Have you ever done something so stupid, that became apparent to you in such a way that you figured the level of stupidity you just experienced better be followed by a quick death so you can at least get the Darwin Award?
Here is how someone learned the hard way why I say: “We suck.”
Little bit of background: Few months ago one of my partners, and a really great friend, had one of his monkeys open a support ticket that really had something urgent in it. We updated it a few times under the auspices that we were troubleshooting the issue with no really useful data he could take to his client. We’ve learned better since then. Anyhow, the case finally boiled up to me and I fixed it but the mistake was so stupid, so idiotic, only I was dumb enough to have made the similar mistake in the past that I was naturally the only one that would even check it. After all, no sane / literate person would ever try something that dumb. So really, the triumph came from been there / done that which really just means “I am so much dumber than I appear, put a warning sign on me.” – Thing is, I was so ashamed to admit what the mistake was and I just updated the ticket saying: Fixed it, sorry, we just suck.
This was apparently quite a hit at his office, as his engineers used it for weeks on end. I got to hear it first hand at the conference and it apparently earned me quite a reputation over there. Got a Vlad problem? They suck.
The real problem was that even though we fixed it, he had nothing to take to the customer to justify the outage. What do you go back and say? “Sorry, the people we sent you to suck. But its all good now..” Of course not.
Fast Forward To Today..
Earlier today, during DFWVF and me just getting ready for my afternoon ride I get a phone call, on my cell phone nonetheless, with the partner I just told you about saying the following:
“Dude, I need to cash in a favor. I have a screaming customer on the line and ….”
So I ask him about the ticket, I look at the work request, I look at the order, I look at the configuration. Looks good. I mean, everything by the book, I do the nslookups, everything looks right. I tell him its all good on this end, let me see what more thorough troubleshooting turns up and ask him to give me a call back.
His engineer updates the ticket, gives me bounce details, boss calls back and says: “It happens in your cloud.” FMR.
So, I isolate a node and start troubleshooting. Is it in the access lists, in relay lists, in routing tables, in ExchangeDefender. grep for “pattern”, find it, cut and paste, start testing. (more skilled of you are probably seeing where this is going… neither of us did).

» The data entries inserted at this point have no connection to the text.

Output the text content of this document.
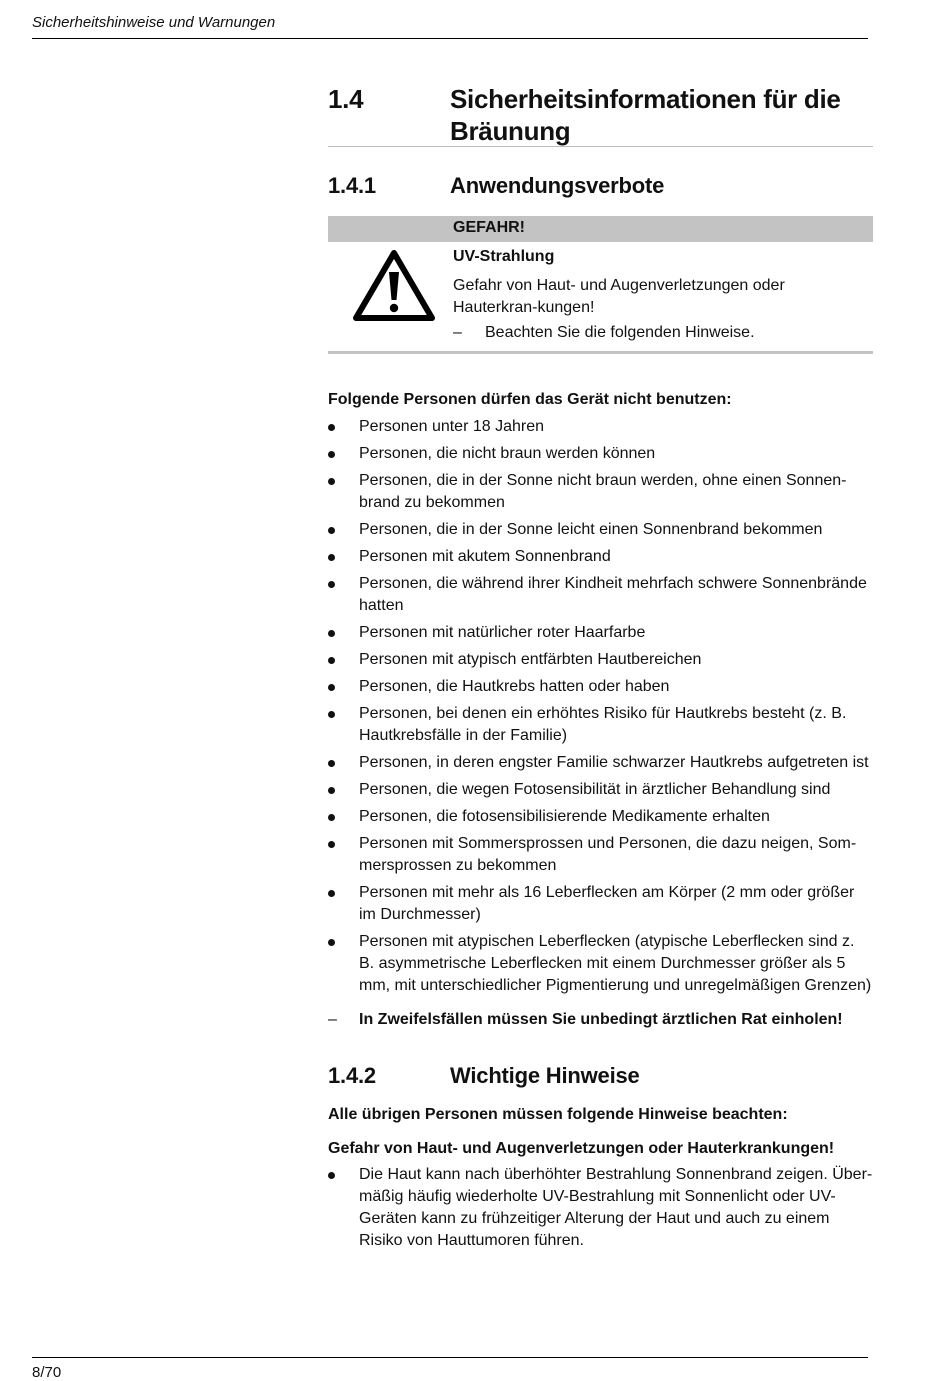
Sicherheitshinweise und Warnungen
1.4	Sicherheitsinformationen für die Bräunung
1.4.1	Anwendungsverbote
GEFAHR!
UV-Strahlung
Gefahr von Haut- und Augenverletzungen oder Hauterkran-kungen!
– Beachten Sie die folgenden Hinweise.
Folgende Personen dürfen das Gerät nicht benutzen:
Personen unter 18 Jahren
Personen, die nicht braun werden können
Personen, die in der Sonne nicht braun werden, ohne einen Sonnen-brand zu bekommen
Personen, die in der Sonne leicht einen Sonnenbrand bekommen
Personen mit akutem Sonnenbrand
Personen, die während ihrer Kindheit mehrfach schwere Sonnenbrände hatten
Personen mit natürlicher roter Haarfarbe
Personen mit atypisch entfärbten Hautbereichen
Personen, die Hautkrebs hatten oder haben
Personen, bei denen ein erhöhtes Risiko für Hautkrebs besteht (z. B. Hautkrebsfälle in der Familie)
Personen, in deren engster Familie schwarzer Hautkrebs aufgetreten ist
Personen, die wegen Fotosensibilität in ärztlicher Behandlung sind
Personen, die fotosensibilisierende Medikamente erhalten
Personen mit Sommersprossen und Personen, die dazu neigen, Som-mersprossen zu bekommen
Personen mit mehr als 16 Leberflecken am Körper (2 mm oder größer im Durchmesser)
Personen mit atypischen Leberflecken (atypische Leberflecken sind z. B. asymmetrische Leberflecken mit einem Durchmesser größer als 5 mm, mit unterschiedlicher Pigmentierung und unregelmäßigen Grenzen)
– In Zweifelsfällen müssen Sie unbedingt ärztlichen Rat einholen!
1.4.2	Wichtige Hinweise
Alle übrigen Personen müssen folgende Hinweise beachten:
Gefahr von Haut- und Augenverletzungen oder Hauterkrankungen!
Die Haut kann nach überhöhter Bestrahlung Sonnenbrand zeigen. Über-mäßig häufig wiederholte UV-Bestrahlung mit Sonnenlicht oder UV-Geräten kann zu frühzeitiger Alterung der Haut und auch zu einem Risiko von Hauttumoren führen.
8/70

I try everything under the sun, it works, I call him insane and ask him to do a run on his side and I’ll tail the logs on this end and see if I can catch it. It takes foreeeever for it to hit our outbound relay so I sneak in a cheap shot about virtualizing Exchange… don’t do it kids.
Anyhow, I see his message go through and bounce. Wtf? Ok, clientadmin@<paste in my domain>… Test passes, no bounce.
WTF am I doing wrong. “Dude, I can’t replicate this. It’s broken, but you’re the only one that can break it. “ – His response: “Yeah, I hear that a lot lately.”
Fast forward 14 minutes later, I look in every table, database, config file. What I am cutting and pasting, which is identical to what he is doing, works. When he does it, it fails. FMR. How? Then I finally decide to test with his email. Cut & paste the entire thing. Poof, NDR! WTF?
Let’s say for the sake of the argument that the name of the domain was vladh2o.com.
The problem? Customer had both vladh20.com and vladh2o.com. They only submitted h2o.com one, not the h20.com one. All this time I was copying and pasting the one from our database, from our config files, from our routing files… and it worked and I’ll be damned if there is a big difference between vladh2O.com and vladh20.com.
Yes, reading is fundamental. And, being from the great State of Florida, no child left behind -1, I failed that test.
Thats where you lost da ball game..
When I finally figured out what actually went wrong I was on the line with the boss and I just could not believe it. I didn’t tell him immediately, but I eventually explained. By my count we both spent an hour of each others time troubleshooting our lack of literacy. Add on to that however much time our guys spent. That was perhaps the most expensive support ticket ever entered in the system, I don’t know how much he makes but as TI says “imagine a lot.”
So I go back to my portal to update the ticket and thats where, as my buddy Los says, I lost da ball game. I said something so dumb, so cheap, so low… that I will have my ass handed to me for it for as long as these people are alive. The ticket update was:
“Yeah, ignore this please. We were troubleshooting a domain that wasn’t added to ExchangeDefender to begin with. They added ****20.com but not ******2o.com which is the one that wasn’t working to begin with.
We need to pick some font that makes 0’s and o’s stand out a little bit better.
Also, it appears that *****2o.com accounts have been provisioned, thanks for the giddyup on that.”
No, dear Vlad, there is no font that can fix stupid. Oooooooooof.